Old Man Deaton smiles slightly, takes a loaf from the pan, and breaks it in half. Derek takes it with shaking hands. It's still so hot he has to juggle it between his hands, and it smells amazing. Nothing like the cold, gray, gritty, tasteless food of the district; not like the odd, bright-colored, plastic food of the the Capitol. This is the best thing he can remember eating, and he makes a point to remember the few bright spots, the rare tastes of something that hasn't had all the flavor boiled out of it. There was an orange, when he was ten, Peter's gift from his win, a souvenir of the Capitol. It was a whole fruit bowl, apples and oranges and pears in elaborate crystal, but most was traded for firewood, for new shoes, for some tarp to cover the draft in the wall. The rest was split with the whole family. Segments of bright juicy orange were passed around; a pear became jam, spread thinly on stale bread, and mash for Aaron, still teething back then; the apple went to Grandma Hale, who had been dreaming of apples for as long as Derek could remember. It didn't stop her dying later that year, but the sound as she bit down on the fruit was kind of gratifying in a vicarious sort of way, and she deserved it more than anyone else did. She was the one who masterminded the plan, the plan Derek fucked up so well. Derek likes to think, bitterly, that she'd be proud of his achievements as an above and beyond fuck-up. They always said he wasn't good for anything but looking pretty. Turns out he can get his whole family murdered, too.
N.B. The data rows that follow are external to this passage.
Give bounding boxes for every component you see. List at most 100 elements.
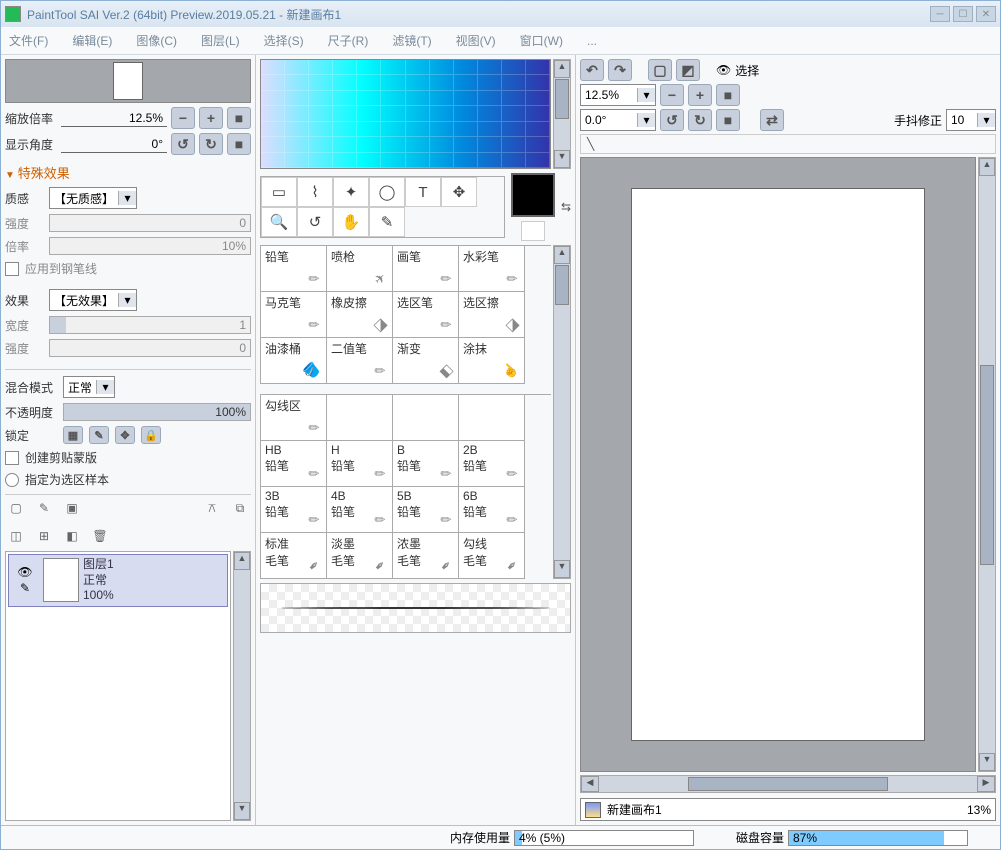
brush-item[interactable] [459,395,525,441]
redo-button[interactable]: ↷ [608,59,632,81]
brush-item[interactable]: 4B 铅笔✎ [327,487,393,533]
flip-button[interactable]: ⇄ [760,109,784,131]
blend-combo[interactable]: 正常▾ [63,376,115,398]
add-mask-button[interactable]: ⊞ [35,527,53,545]
brush-item[interactable]: 水彩笔✎ [459,246,525,292]
zoom-out-button[interactable]: − [171,107,195,129]
menu-image[interactable]: 图像(C) [136,32,177,49]
new-layer-button[interactable]: ▢ [7,499,25,517]
brush-item[interactable]: H 铅笔✎ [327,441,393,487]
rotate-ccw-button-2[interactable]: ↺ [660,109,684,131]
menu-select[interactable]: 选择(S) [264,32,304,49]
canvas-tab[interactable]: 新建画布1 13% [580,798,996,821]
scale-slider[interactable]: 10% [49,237,251,255]
angle-reset-button-2[interactable]: ■ [716,109,740,131]
effect-combo[interactable]: 【无效果】▾ [49,289,137,311]
fx-header[interactable]: 特殊效果 [5,163,251,182]
zoom-reset-button[interactable]: ■ [227,107,251,129]
eyedropper-tool[interactable]: ✎ [369,207,405,237]
brush-item[interactable]: 涂抹☝ [459,338,525,384]
brush-item[interactable]: 6B 铅笔✎ [459,487,525,533]
texture-combo[interactable]: 【无质感】▾ [49,187,137,209]
transfer-button[interactable]: ⚻ [203,499,221,517]
brush-item[interactable]: 喷枪✈ [327,246,393,292]
brush-item[interactable]: HB 铅笔✎ [261,441,327,487]
lock-move-button[interactable]: ✥ [115,426,135,444]
layer-scrollbar[interactable]: ▲▼ [233,551,251,821]
brush-item[interactable]: 马克笔✎ [261,292,327,338]
brush-item[interactable]: 浓墨 毛笔✒ [393,533,459,579]
wand-tool[interactable]: ✦ [333,177,369,207]
rotate-ccw-button[interactable]: ↺ [171,133,195,155]
intensity-slider[interactable]: 0 [49,214,251,232]
stabilizer-combo[interactable]: 10▾ [946,109,996,131]
menu-window[interactable]: 窗口(W) [520,32,563,49]
brush-item[interactable]: 选区擦◪ [459,292,525,338]
menu-layer[interactable]: 图层(L) [201,32,240,49]
lasso-tool[interactable]: ⌇ [297,177,333,207]
brush-item[interactable]: 铅笔✎ [261,246,327,292]
menu-filter[interactable]: 滤镜(T) [392,32,431,49]
width-slider[interactable]: 1 [49,316,251,334]
undo-button[interactable]: ↶ [580,59,604,81]
new-vector-button[interactable]: ✎ [35,499,53,517]
color-swatch-bg[interactable] [521,221,545,241]
brush-item[interactable]: 标准 毛笔✒ [261,533,327,579]
angle-combo[interactable]: 0.0°▾ [580,109,656,131]
brush-item[interactable]: 3B 铅笔✎ [261,487,327,533]
brush-item[interactable] [393,395,459,441]
brush-item[interactable]: 勾线区✎ [261,395,327,441]
menu-edit[interactable]: 编辑(E) [72,32,112,49]
zoom-in-button-2[interactable]: + [688,84,712,106]
invert-sel-button[interactable]: ◩ [676,59,700,81]
brush-item[interactable]: 选区笔✎ [393,292,459,338]
zoom-tool[interactable]: 🔍 [261,207,297,237]
color-picker[interactable] [260,59,551,169]
brush-item[interactable]: 2B 铅笔✎ [459,441,525,487]
clip-checkbox[interactable] [5,451,19,465]
mask-button[interactable]: ◫ [7,527,25,545]
canvas[interactable] [631,188,925,741]
zoom-out-button-2[interactable]: − [660,84,684,106]
eye-icon[interactable]: 👁 [716,63,731,77]
brush-item[interactable]: 勾线 毛笔✒ [459,533,525,579]
hand-tool[interactable]: ✋ [333,207,369,237]
lock-paint-button[interactable]: ✎ [89,426,109,444]
apply-pen-checkbox[interactable] [5,262,19,276]
menu-ruler[interactable]: 尺子(R) [328,32,369,49]
lock-alpha-button[interactable]: ▦ [63,426,83,444]
angle-reset-button[interactable]: ■ [227,133,251,155]
selsrc-radio[interactable] [5,473,19,487]
zoom-reset-button-2[interactable]: ■ [716,84,740,106]
zoom-value[interactable]: 12.5% [61,110,167,127]
brush-item[interactable]: 油漆桶🪣 [261,338,327,384]
zoom-combo[interactable]: 12.5%▾ [580,84,656,106]
close-button[interactable]: ✕ [976,6,996,22]
menu-file[interactable]: 文件(F) [9,32,48,49]
angle-value[interactable]: 0° [61,136,167,153]
brush-item[interactable]: 渐变◧ [393,338,459,384]
brush-item[interactable]: 二值笔✎ [327,338,393,384]
canvas-area[interactable] [580,157,976,772]
rotate-cw-button[interactable]: ↻ [199,133,223,155]
delete-layer-button[interactable]: 🗑 [91,527,109,545]
maximize-button[interactable]: ☐ [953,6,973,22]
merge-button[interactable]: ⧉ [231,499,249,517]
lock-all-button[interactable]: 🔒 [141,426,161,444]
navigator-preview[interactable] [5,59,251,103]
brush-item[interactable]: B 铅笔✎ [393,441,459,487]
text-tool[interactable]: T [405,177,441,207]
color-swatch-fg[interactable] [511,173,555,217]
rotate-cw-button-2[interactable]: ↻ [688,109,712,131]
deselect-button[interactable]: ▢ [648,59,672,81]
zoom-in-button[interactable]: + [199,107,223,129]
brush-item[interactable]: 5B 铅笔✎ [393,487,459,533]
brush-scrollbar[interactable]: ▲▼ [553,245,571,579]
move-tool[interactable]: ✥ [441,177,477,207]
intensity2-slider[interactable]: 0 [49,339,251,357]
opacity-slider[interactable]: 100% [63,403,251,421]
layer-item[interactable]: 👁 ✎ 图层1 正常 100% [8,554,228,607]
rotate-tool[interactable]: ↺ [297,207,333,237]
color-scrollbar[interactable]: ▲▼ [553,59,571,169]
new-folder-button[interactable]: ▣ [63,499,81,517]
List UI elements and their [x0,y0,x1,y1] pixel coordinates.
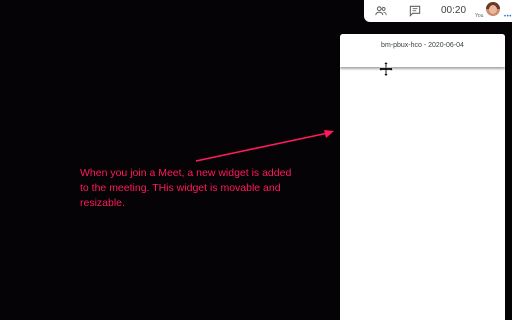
annotation-text: When you join a Meet, a new widget is ad… [80,167,292,209]
annotation-arrow [195,130,334,162]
He bites down. His teeth sink through the light, crispy crust into warm, chewy dough, and it's good enough to put tears in his eyes. It's good enough to remind him that he doesn't deserve it, that it should be Laura here, Mom, Dad, the kids, any of them, all of them. Not him, that's for sure. But he's the one who's here. He's the one who's left. So he fills his mouth with warm bread, and he tries to figure out how to start.